Dupont v. Zoning Board of Appeals

80 Conn. App. 327 | Conn. App. Ct. | 2003

Opinion

DRANGINIS, J.

The defendant, the zoning board of appeals of the town of Manchester (board), appeals from the judgment of the trial court sustaining the appeal by the plaintiff property owner, Lawrence J. Dupont, from the board’s denial of the plaintiffs appli*328cation for a variance. On appeal, the board claims that the court improperly (1) found that the claimed hardship at issue was not created by the plaintiff and (2) substituted its judgment for that of the board in finding that there was a valid hardship necessitating the granting of the application for a variance. We agree with the board that the court improperly concluded that there was a hardship requiring a variance and, accordingly, reverse the judgment of the trial court.

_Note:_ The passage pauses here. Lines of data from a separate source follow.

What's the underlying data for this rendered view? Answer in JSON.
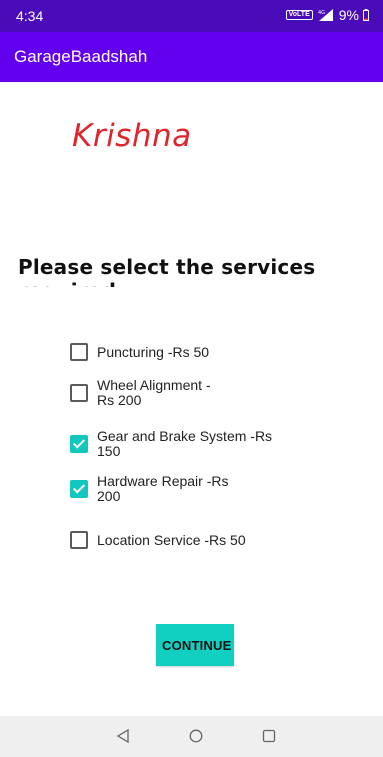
{
  "status_bar": {
    "time": "4:34",
    "volte_label": "VoLTE",
    "battery_percent": "9%",
    "icons": [
      "volte-icon",
      "signal-icon",
      "battery-icon"
    ]
  },
  "app_bar": {
    "title": "GarageBaadshah",
    "background": "#6200ee"
  },
  "garage_name": "Krishna",
  "prompt": "Please select the services required",
  "services": [
    {
      "label": "Puncturing  -Rs 50",
      "checked": false
    },
    {
      "label": "Wheel Alignment -Rs 200",
      "checked": false
    },
    {
      "label": "Gear and Brake System -Rs 150",
      "checked": true
    },
    {
      "label": "Hardware Repair  -Rs 200",
      "checked": true
    },
    {
      "label": "Location Service  -Rs 50",
      "checked": false
    }
  ],
  "continue_label": "CONTINUE",
  "accent_color": "#12c7bd",
  "nav_bar": {
    "icons": [
      "back-icon",
      "home-icon",
      "recents-icon"
    ]
  }
}
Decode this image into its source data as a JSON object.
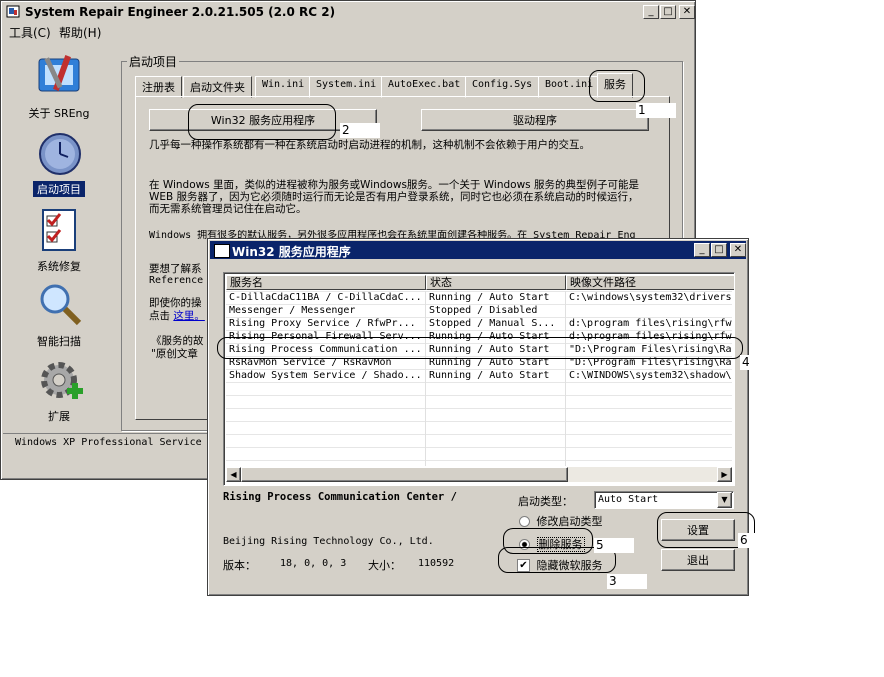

The following facts are relevant to our resolution of the board’s appeal. The subject lot is a single parcel in a residential AA zone with an area of approximately 30,000 square feet. It is at 134 Prospect Street in Manchester. On November 25,1981, the plaintiff purchased the property from Leo Dupont by a quitclaim deed. At that time, the Manchester zoning regulations required that each lot in a residential AA zone have a minimum of 18,000 square feet.1 On August 29, 2001, the plaintiff applied to the board for a variance to subdivide the lot into two parcels. According to the application, parcel A measured 18,118.98 square feet and parcel B, on which a single-family house currently stands, measured 12,336.65 square feet.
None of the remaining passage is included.